BUYERS ASSUME RISK IN “AS-IS” REAL ESTATE CONTRACTS
THE MEANING OF AN “AS IS” AGREEMENT IN REAL ESTATE
When buyers of real estate in Texas contract to buy a property “as is,” they agree to make their own appraisal of the bargain and to accept the risk that they may be wrong. Prudential Ins. Co. of Am. v. Jefferson Assocs., Ltd., 896 S.W.2d 156, 161 (Tex. 1995); Van Duren v. Chife, 569 S.W.3d 176, 185 (Tex. App.-Houston [1st Dist.] 2018, no pet.).
The sellers give no express or implied assurances as to the value or condition of the thing sold. Prudential, 896 S.W.2d at 161.
LEGAL EFFECT OF A VALID “AS IS” CLAUSE
An enforceable as-is clause thus negates the elements of causation and reliance on claims relating to the sale. Id.; see Williams v. Dardenne, 345 S.W.3d 118, 124 (Tex. App.-Houston [1st Dist.] 2011, pet. denied) (“[A] valid `as is’ clause negates the elements of causation and reliance for DTPA, fraud, or negligence claims relating to the value or condition of the property.”); Welwood v. Cypress Creek Estates, Inc., 205 S.W.3d 722, 726 (Tex. App.-Dallas 2006, no pet.) (“In general, a valid `as is’ agreement negates the element of causation necessary to recover on claims regarding the physical condition of the property.”); Cherry v. McCall, 138 S.W.3d 35, 40 (Tex. App.-San Antonio 2004, pet. denied) (“Because the [buyers] contracted to accept the property `as is,’ they cannot, as a matter of law, prevail on their breach of contract claim.”).

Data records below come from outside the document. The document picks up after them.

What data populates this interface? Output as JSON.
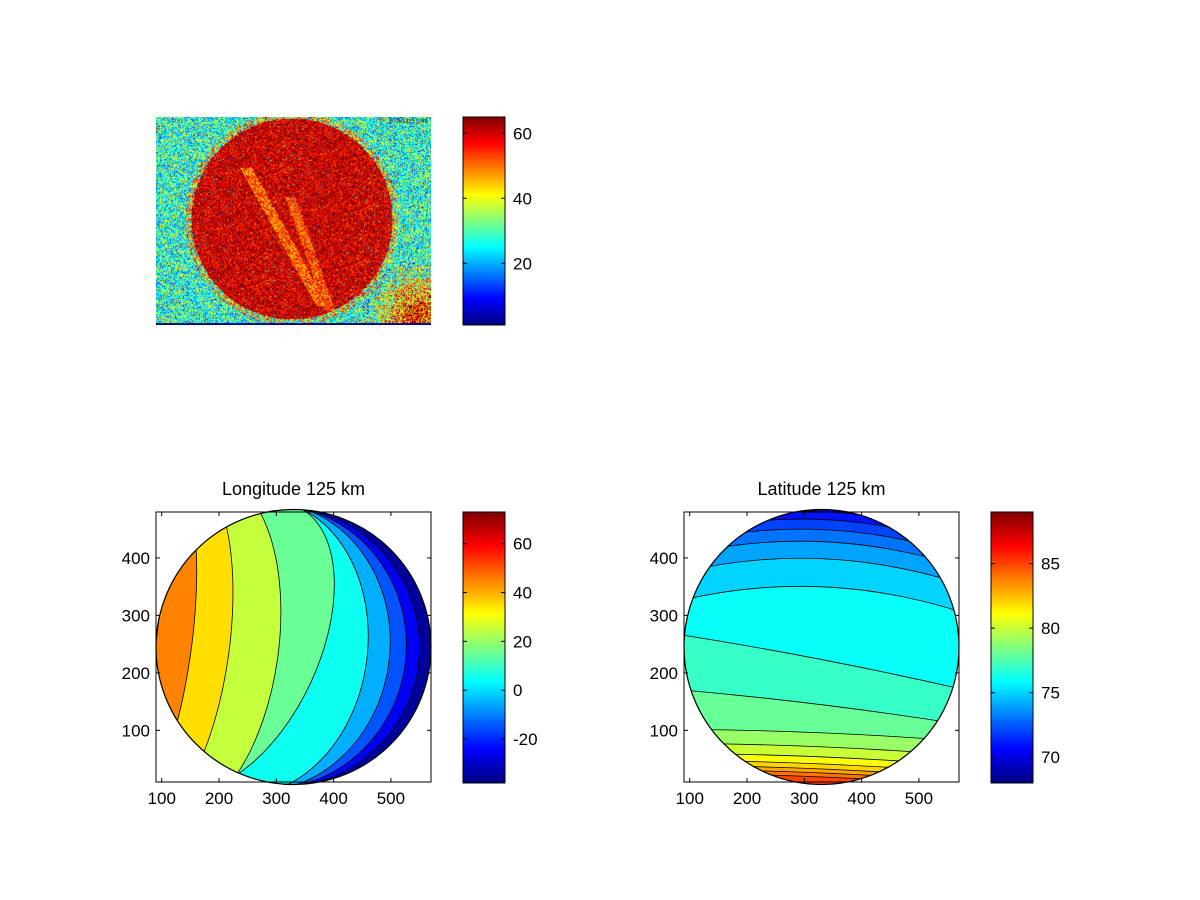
{
  "colors": {
    "background": "#ffffff",
    "axes": "#000000",
    "colormap": "jet"
  },
  "chart_data": [
    {
      "type": "heatmap",
      "id": "image-panel",
      "title": "",
      "xlabel": "",
      "ylabel": "",
      "axes_visible": false,
      "content": "noisy image: red disk on cyan background with red patch lower-right",
      "corner_label": "20081115 3:45",
      "colorbar": {
        "clim": [
          1,
          65
        ],
        "ticks": [
          20,
          40,
          60
        ],
        "tick_labels": [
          "20",
          "40",
          "60"
        ]
      }
    },
    {
      "type": "heatmap",
      "id": "longitude-panel",
      "title": "Longitude 125 km",
      "xlabel": "",
      "ylabel": "",
      "xlim": [
        90,
        570
      ],
      "ylim": [
        10,
        480
      ],
      "xticks": [
        100,
        200,
        300,
        400,
        500
      ],
      "xtick_labels": [
        "100",
        "200",
        "300",
        "400",
        "500"
      ],
      "yticks": [
        100,
        200,
        300,
        400
      ],
      "ytick_labels": [
        "100",
        "200",
        "300",
        "400"
      ],
      "disk": {
        "cx": 330,
        "cy": 245,
        "r": 240
      },
      "contour_levels": [
        75,
        60,
        45,
        35,
        25,
        15,
        5,
        -5,
        -15,
        -25,
        -35
      ],
      "colorbar": {
        "clim": [
          -38,
          73
        ],
        "ticks": [
          -20,
          0,
          20,
          40,
          60
        ],
        "tick_labels": [
          "-20",
          "0",
          "20",
          "40",
          "60"
        ]
      }
    },
    {
      "type": "heatmap",
      "id": "latitude-panel",
      "title": "Latitude 125 km",
      "xlabel": "",
      "ylabel": "",
      "xlim": [
        90,
        570
      ],
      "ylim": [
        10,
        480
      ],
      "xticks": [
        100,
        200,
        300,
        400,
        500
      ],
      "xtick_labels": [
        "100",
        "200",
        "300",
        "400",
        "500"
      ],
      "yticks": [
        100,
        200,
        300,
        400
      ],
      "ytick_labels": [
        "100",
        "200",
        "300",
        "400"
      ],
      "disk": {
        "cx": 330,
        "cy": 245,
        "r": 240
      },
      "contour_levels": [
        66,
        68,
        70,
        71,
        72,
        73,
        74,
        75,
        76,
        77,
        78,
        79,
        80,
        81,
        82,
        83,
        84,
        85
      ],
      "colorbar": {
        "clim": [
          68,
          89
        ],
        "ticks": [
          70,
          75,
          80,
          85
        ],
        "tick_labels": [
          "70",
          "75",
          "80",
          "85"
        ]
      }
    }
  ]
}
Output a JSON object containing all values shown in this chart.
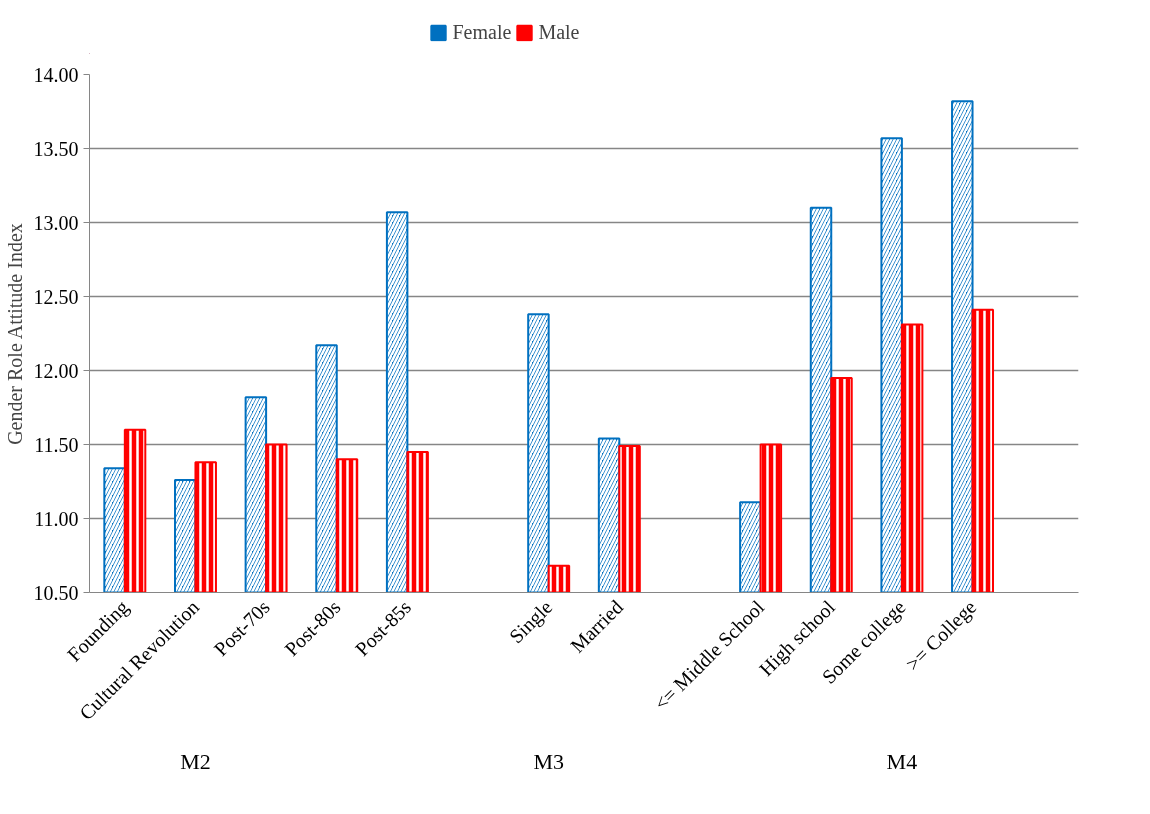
{
  "chart_data": {
    "type": "bar",
    "ylabel": "Gender Role Attitude Index",
    "categories": [
      "Founding",
      "Cultural Revolution",
      "Post-70s",
      "Post-80s",
      "Post-85s",
      null,
      "Single",
      "Married",
      null,
      "<= Middle School",
      "High school",
      "Some college",
      ">= College",
      null
    ],
    "series": [
      {
        "name": "Female",
        "color": "#0070c0",
        "values": [
          11.34,
          11.26,
          11.82,
          12.17,
          13.07,
          null,
          12.38,
          11.54,
          null,
          11.11,
          13.1,
          13.57,
          13.82,
          null
        ]
      },
      {
        "name": "Male",
        "color": "#ff0000",
        "values": [
          11.6,
          11.38,
          11.5,
          11.4,
          11.45,
          null,
          10.68,
          11.49,
          null,
          11.5,
          11.95,
          12.31,
          12.41,
          null
        ]
      }
    ],
    "ylim": [
      10.5,
      14.0
    ],
    "yticks": [
      {
        "value": 10.5,
        "label": "10.50"
      },
      {
        "value": 11.0,
        "label": "11.00"
      },
      {
        "value": 11.5,
        "label": "11.50"
      },
      {
        "value": 12.0,
        "label": "12.00"
      },
      {
        "value": 12.5,
        "label": "12.50"
      },
      {
        "value": 13.0,
        "label": "13.00"
      },
      {
        "value": 13.5,
        "label": "13.50"
      },
      {
        "value": 14.0,
        "label": "14.00"
      }
    ],
    "grid": "y",
    "legend": "top",
    "annotations": [
      "M2",
      "M3",
      "M4"
    ]
  }
}
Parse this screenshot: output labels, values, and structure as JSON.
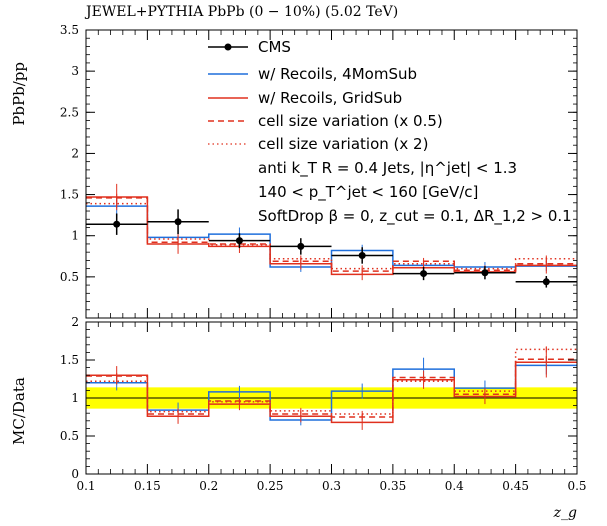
{
  "chart_data": [
    {
      "type": "line",
      "title": "JEWEL+PYTHIA PbPb (0 − 10%) (5.02 TeV)",
      "xlabel": "z_g",
      "ylabel": "PbPb/pp",
      "xlim": [
        0.1,
        0.5
      ],
      "ylim": [
        0,
        3.5
      ],
      "y_tick_labels": [
        "0.5",
        "1",
        "1.5",
        "2",
        "2.5",
        "3",
        "3.5"
      ],
      "y_ticks": [
        0.5,
        1,
        1.5,
        2,
        2.5,
        3,
        3.5
      ],
      "bin_edges": [
        0.1,
        0.15,
        0.2,
        0.25,
        0.3,
        0.35,
        0.4,
        0.45,
        0.5
      ],
      "legend_position": "top-right",
      "annotations": [
        "anti k_T R = 0.4 Jets, |η^jet| < 1.3",
        "140 < p_T^jet < 160 [GeV/c]",
        "SoftDrop β = 0, z_cut = 0.1, ΔR_1,2 > 0.1"
      ],
      "data_series": {
        "name": "CMS",
        "x": [
          0.125,
          0.175,
          0.225,
          0.275,
          0.325,
          0.375,
          0.425,
          0.475
        ],
        "y": [
          1.14,
          1.17,
          0.94,
          0.87,
          0.76,
          0.54,
          0.55,
          0.44
        ],
        "yerr": [
          0.13,
          0.15,
          0.09,
          0.1,
          0.1,
          0.08,
          0.08,
          0.07
        ],
        "color": "#000000"
      },
      "series": [
        {
          "name": "w/ Recoils, 4MomSub",
          "color": "#1f6fdc",
          "style": "solid",
          "values": [
            1.36,
            0.98,
            1.02,
            0.62,
            0.82,
            0.64,
            0.62,
            0.63
          ],
          "errors": [
            0.12,
            0.1,
            0.08,
            0.06,
            0.07,
            0.06,
            0.06,
            0.06
          ]
        },
        {
          "name": "w/ Recoils, GridSub",
          "color": "#e0301e",
          "style": "solid",
          "values": [
            1.47,
            0.9,
            0.87,
            0.66,
            0.53,
            0.61,
            0.56,
            0.64
          ],
          "errors": [
            0.16,
            0.12,
            0.08,
            0.07,
            0.07,
            0.07,
            0.06,
            0.1
          ]
        },
        {
          "name": "cell size variation (x 0.5)",
          "color": "#e0301e",
          "style": "dashed",
          "values": [
            1.46,
            0.92,
            0.9,
            0.69,
            0.57,
            0.69,
            0.58,
            0.66
          ],
          "errors": [
            0.05,
            0.04,
            0.04,
            0.04,
            0.04,
            0.04,
            0.04,
            0.04
          ]
        },
        {
          "name": "cell size variation (x 2)",
          "color": "#e0301e",
          "style": "dotted",
          "values": [
            1.39,
            0.96,
            0.89,
            0.72,
            0.6,
            0.66,
            0.6,
            0.72
          ],
          "errors": [
            0.05,
            0.04,
            0.04,
            0.04,
            0.04,
            0.04,
            0.04,
            0.04
          ]
        }
      ]
    },
    {
      "type": "line",
      "xlabel": "z_g",
      "ylabel": "MC/Data",
      "xlim": [
        0.1,
        0.5
      ],
      "ylim": [
        0,
        2
      ],
      "x_tick_labels": [
        "0.1",
        "0.15",
        "0.2",
        "0.25",
        "0.3",
        "0.35",
        "0.4",
        "0.45",
        "0.5"
      ],
      "x_ticks": [
        0.1,
        0.15,
        0.2,
        0.25,
        0.3,
        0.35,
        0.4,
        0.45,
        0.5
      ],
      "y_tick_labels": [
        "0",
        "0.5",
        "1",
        "1.5",
        "2"
      ],
      "y_ticks": [
        0,
        0.5,
        1,
        1.5,
        2
      ],
      "band": {
        "ylow": 0.86,
        "yhigh": 1.14,
        "color": "#ffff00"
      },
      "reference_line": 1,
      "bin_edges": [
        0.1,
        0.15,
        0.2,
        0.25,
        0.3,
        0.35,
        0.4,
        0.45,
        0.5
      ],
      "series": [
        {
          "name": "w/ Recoils, 4MomSub",
          "color": "#1f6fdc",
          "style": "solid",
          "values": [
            1.2,
            0.84,
            1.08,
            0.71,
            1.09,
            1.38,
            1.13,
            1.43
          ],
          "errors": [
            0.1,
            0.1,
            0.08,
            0.07,
            0.1,
            0.15,
            0.1,
            0.12
          ]
        },
        {
          "name": "w/ Recoils, GridSub",
          "color": "#e0301e",
          "style": "solid",
          "values": [
            1.3,
            0.76,
            0.92,
            0.76,
            0.68,
            1.24,
            1.02,
            1.47
          ],
          "errors": [
            0.12,
            0.1,
            0.08,
            0.08,
            0.1,
            0.12,
            0.1,
            0.2
          ]
        },
        {
          "name": "cell size variation (x 0.5)",
          "color": "#e0301e",
          "style": "dashed",
          "values": [
            1.29,
            0.79,
            0.96,
            0.79,
            0.75,
            1.27,
            1.05,
            1.51
          ],
          "errors": [
            0.04,
            0.04,
            0.04,
            0.04,
            0.04,
            0.04,
            0.04,
            0.04
          ]
        },
        {
          "name": "cell size variation (x 2)",
          "color": "#e0301e",
          "style": "dotted",
          "values": [
            1.22,
            0.82,
            0.95,
            0.83,
            0.79,
            1.22,
            1.09,
            1.64
          ],
          "errors": [
            0.04,
            0.04,
            0.04,
            0.04,
            0.04,
            0.04,
            0.04,
            0.04
          ]
        }
      ]
    }
  ]
}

WHEN IS AN AS-IS CLAUSE ENFORCEABLE?
An as-is clause generally is enforceable if it was a significant part of the basis of the bargain, rather than an incidental or boilerplate provision, and was entered into by parties of relatively equal bargaining position. Prudential, 896 S.W.2d at 162; Bynum v. Prudential Residential Servs., 129 S.W.3d 781, 789 (Tex. App.-Houston [1st Dist.] 2004, pet. denied).
WHEN AN “AS-IS” CLAUSE MAY NOT BE ENFORCED
Two scenarios may render a valid as-is clause unenforceable. Van Duren, 569 S.W.3d at 185.
The first involves fraudulent inducement. Prudential, 896 S.W.2d at 162; Bynum, 129 S.W.3d at 788. When sellers secure the buyers’ agreement to an as-is clause through false assurances about the value or condition of the thing being sold or by the concealment of information as to its value or condition, the as-is clause does not bar claims against the sellers. See Prudential, 896 S.W.2d at 161-62; Williams, 345 S.W.3d at 124-25.
Buyers also are not bound by an as-is clause if the sellers impair or obstruct the buyers’ right to inspect the property. See Prudential, 896 S.W.2d at162; Bynum, 129 S.W.3d at 788-89.
WHO BEARS THE BURDEN OF PROVING THAT AN “AS IS” CLAUSE IS NOT ENFORCEABLE?
Buyers challenging the enforceability of an as-is clause bear the burden of presenting evidence as to at least one of the above-described exceptions. See Santibanez v. Diron, No. 01-16-00231-CV, 2017 WL 343609, at *3 (Tex. App.-Houston [1st Dist.] Jan. 24, 2017, no pet.) (mem. op.).